Standard treatment of null values · dotnet/fsharp · Discussion #14005

gusty
Oct 1, 2022

I wanted to start the discussion on "How F# functions are expected to deal with null values?"

It turns out that in FSharp.Core the null handling for String functions is completely different and I would say completely opposite to what it does with say Arrays.

It's important to note that both types have null as a proper value, I mean

let x:'T = null compiles fine when 'T is a string or an array, whereas it fails when 'T is something like type MyType = MyType with an error FS0043: The type 'MyType' does not have 'null' as a proper value message.

With Arrays, nulls are not allowed at all, functions throw an exception if one of the arguments is null, even in cases where it could be saved, like:

> Array.contains 1 null ;;
System.ArgumentNullException: Value cannot be null. (Parameter 'array')
 at <StartupCode$FSI_0051>.$FSI_0051.main@() in C:\Users\gmpl2\AppData\Local\Temp\stdin:line 14
Stopped due to error

Which could have resulted in false as it's clear that null doesn't contains 1.
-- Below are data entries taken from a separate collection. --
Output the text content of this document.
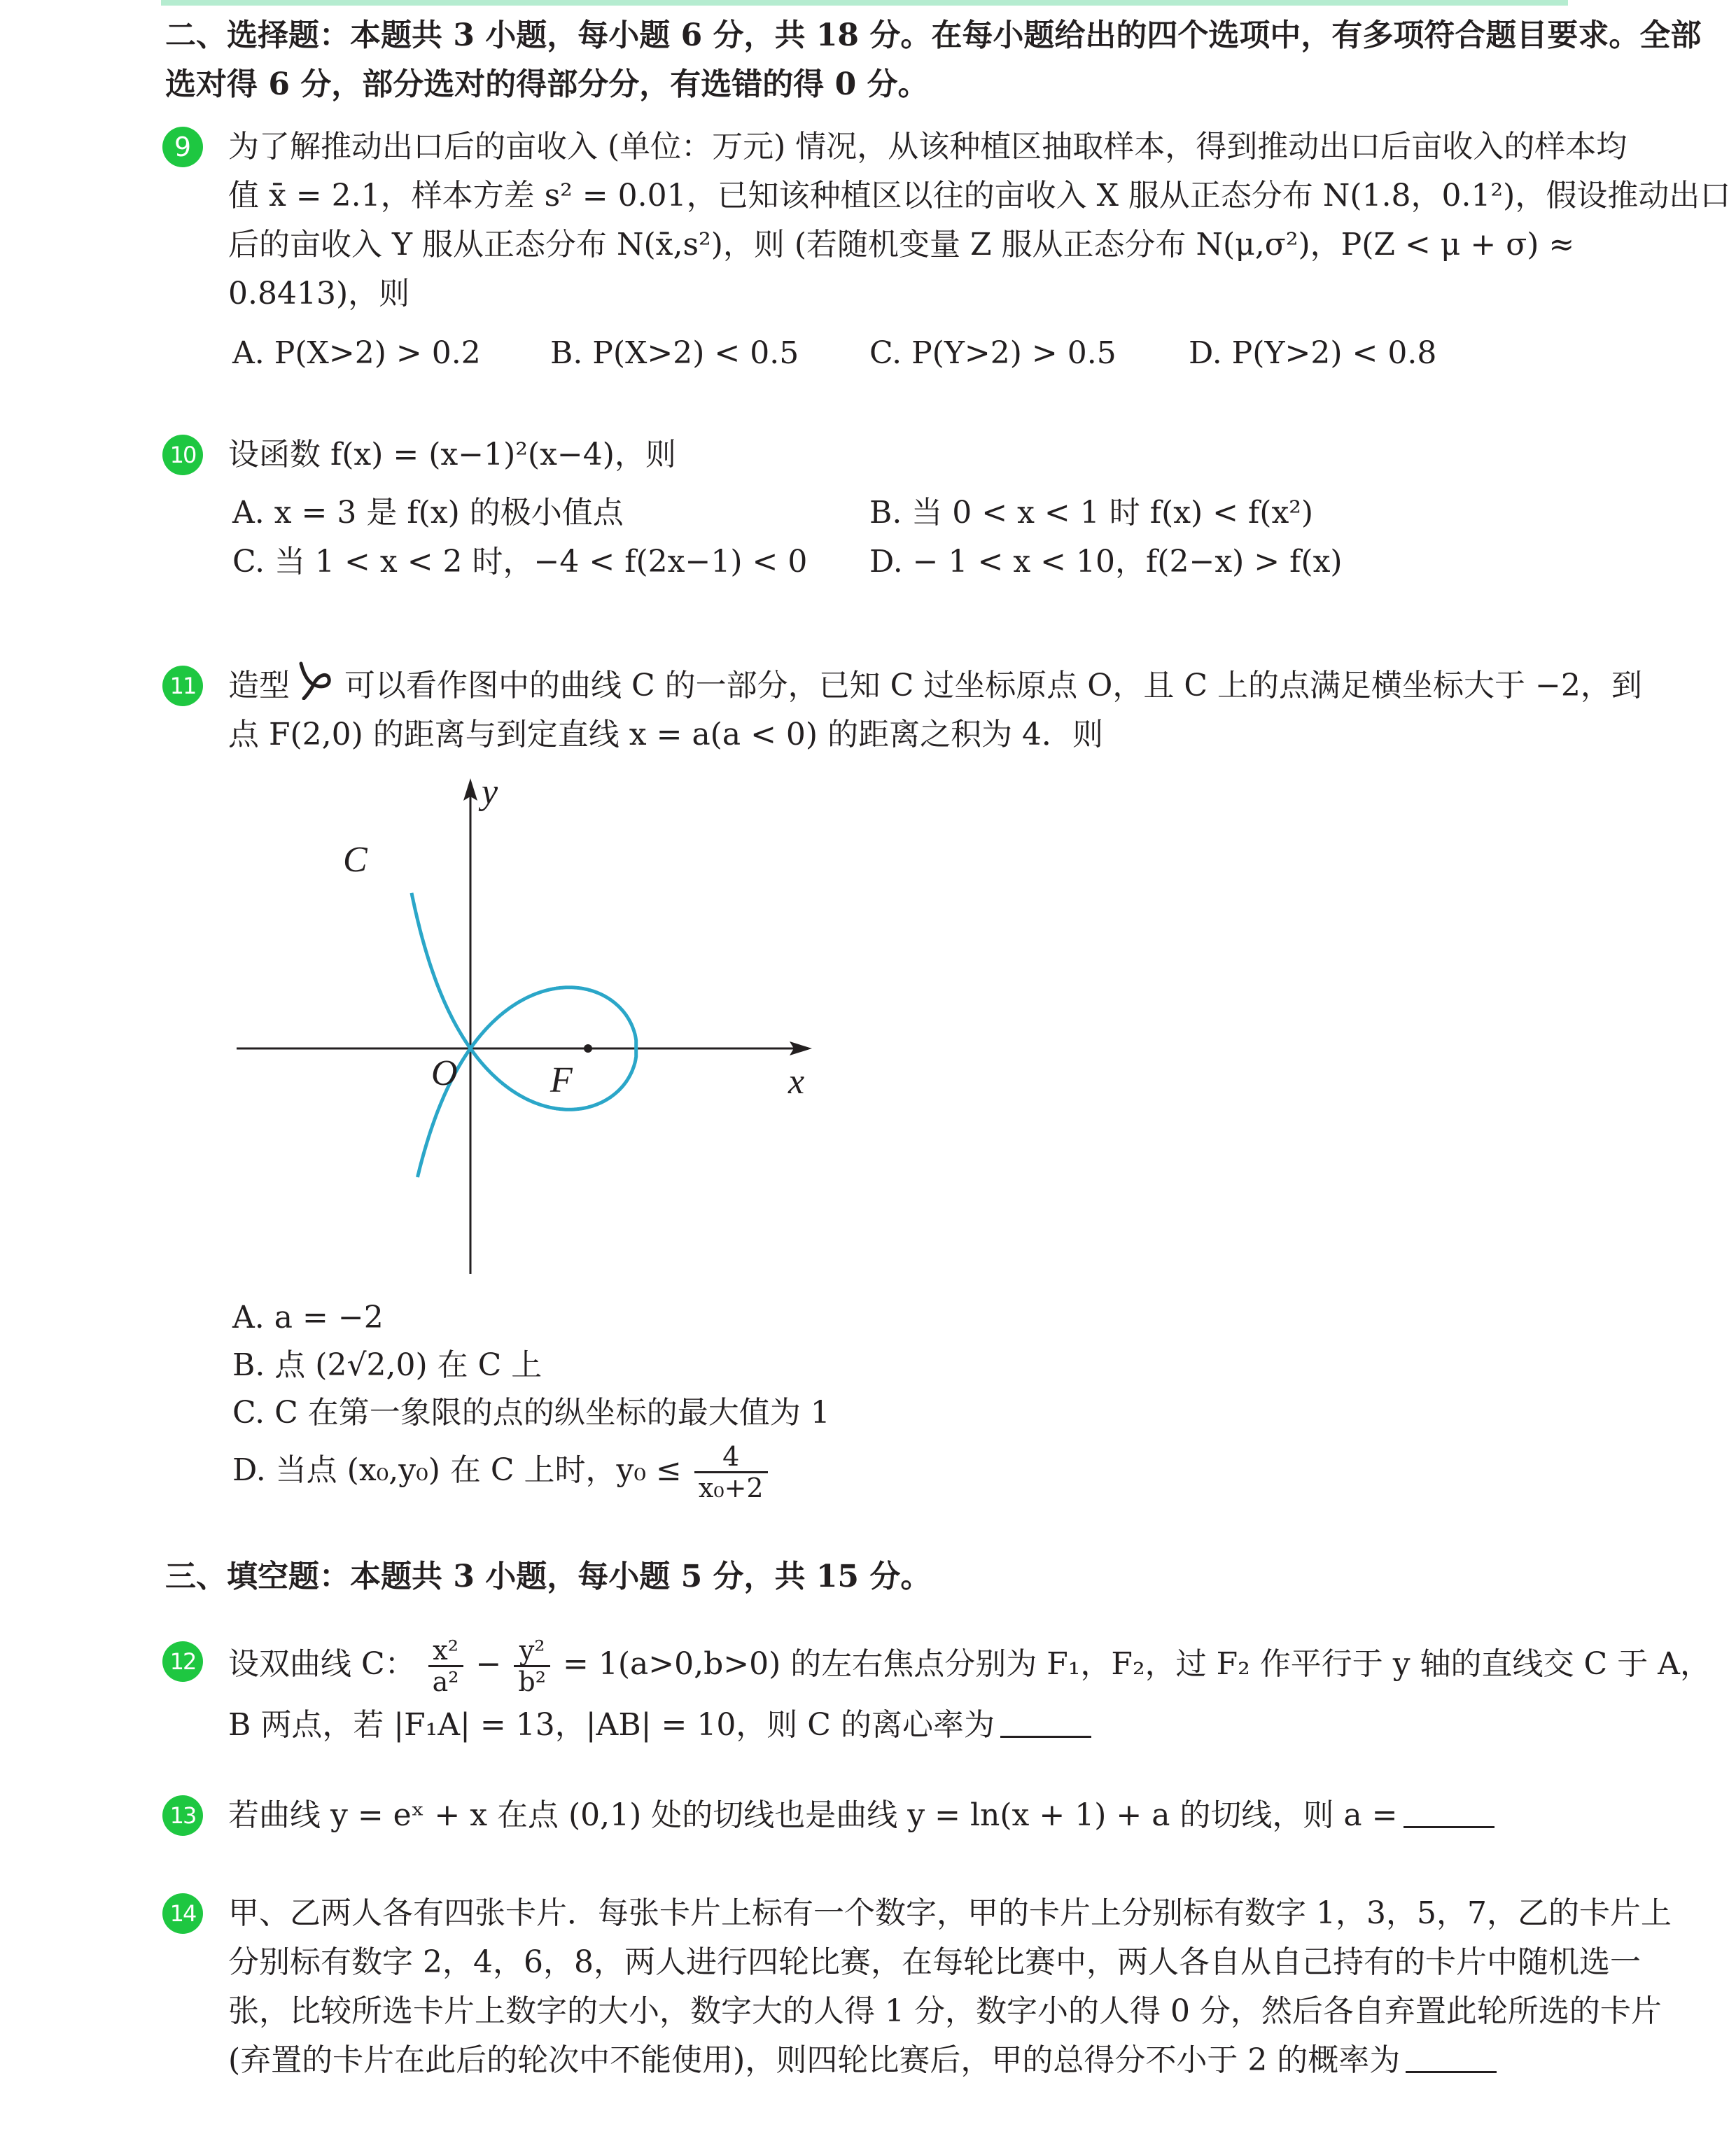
二、选择题：本题共 3 小题，每小题 6 分，共 18 分。在每小题给出的四个选项中，有多项符合题目要求。全部
选对得 6 分，部分选对的得部分分，有选错的得 0 分。
9	为了解推动出口后的亩收入 (单位：万元) 情况，从该种植区抽取样本，得到推动出口后亩收入的样本均
值 x̄ = 2.1，样本方差 s² = 0.01，已知该种植区以往的亩收入 X 服从正态分布 N(1.8，0.1²)，假设推动出口
后的亩收入 Y 服从正态分布 N(x̄,s²)，则 (若随机变量 Z 服从正态分布 N(μ,σ²)，P(Z < μ + σ) ≈
0.8413)，则
A. P(X>2) > 0.2 B. P(X>2) < 0.5 C. P(Y>2) > 0.5 D. P(Y>2) < 0.8
10 设函数 f(x) = (x−1)²(x−4)，则
A. x = 3 是 f(x) 的极小值点	B. 当 0 < x < 1 时 f(x) < f(x²)
C. 当 1 < x < 2 时，−4 < f(2x−1) < 0 D. − 1 < x < 10，f(2−x) > f(x)
11 造型 可以看作图中的曲线 C 的一部分，已知 C 过坐标原点 O，且 C 上的点满足横坐标大于 −2，到
点 F(2,0) 的距离与到定直线 x = a(a < 0) 的距离之积为 4．则
C
O	F	x
y
A. a = −2
B. 点 (2√2,0) 在 C 上
C. C 在第一象限的点的纵坐标的最大值为 1
D. 当点 (x₀,y₀) 在 C 上时，$y_0 \le \frac{4}{\text{x₀+2}}$
三、填空题：本题共 3 小题，每小题 5 分，共 15 分。
12 设双曲线 C： $\frac{\text{x²}}{\text{a²}} - \frac{\text{y²}}{\text{b²}} = 1(a>0,b>0)$ 的左右焦点分别为 F₁，F₂，过 F₂ 作平行于 y 轴的直线交 C 于 A，
B 两点，若 |F₁A| = 13，|AB| = 10，则 C 的离心率为
13 若曲线 y = eˣ + x 在点 (0,1) 处的切线也是曲线 y = ln(x + 1) + a 的切线，则 a =
14 甲、乙两人各有四张卡片．每张卡片上标有一个数字，甲的卡片上分别标有数字 1，3，5，7，乙的卡片上
分别标有数字 2，4，6，8，两人进行四轮比赛，在每轮比赛中，两人各自从自己持有的卡片中随机选一
张，比较所选卡片上数字的大小，数字大的人得 1 分，数字小的人得 0 分，然后各自弃置此轮所选的卡片
(弃置的卡片在此后的轮次中不能使用)，则四轮比赛后，甲的总得分不小于 2 的概率为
With Strings, what FSharp.Core does instead of checking nulls is it converts them to empty strings, which IMHO is going too far, sitting on the other extreme, and let me tell you why I think so:
- If we have a set of string functions that convert nulls to empty string, the user might eventually rely on some string conversions, say toUpper as it would take care of nulls, but suddenly the business requirement to convert those strings to Uppercase is removed. Months later they find out some null pointer exceptions in some specific cases in production, which generates a lot of research.
- Some companies may have a business rule which includes null string, like for instance this value was not supplied at all, which differs from an empty string. Whereas this is a good idea or not is subject of debate, but the fact is that using those functions would break their logic.
- Apart from those points, stuff like toUpper null = "" simply feels wrong to me.
- Finally, the function toObj suggests that an isomorphism may arise between options and nullable types. We can actually do

> let s: string = None |> Option.toObj ;;
val s: string = <null>

and then the question is, if we're fighting back nulls, by silently converting them to empty strings, why do we generate them here?

Note: toUpper is not in FSharp.Core but this discussion is broader than FSharp.Core the idea is to define how it should behave in any F# library.

My feeling is that this was done at early stages without thinking too much. Probably having nullAsEmpty as a separate function would have been a better idea, so user can freely combine it with the rest of the functions.

Both behaviors can be surprising to users, but specially the one with strings. We can't do breaking changes to FSharp.Core but still we can decide on what's the ideal criteria and apply it to most F# library functions and eventually to new functions in FSharp.Core and add it to the Design Guidelines, which btw currently they only mention null checks when interoperating with other languages.

@dsyme what do you think it should be the standard expectation when designing F# libraries?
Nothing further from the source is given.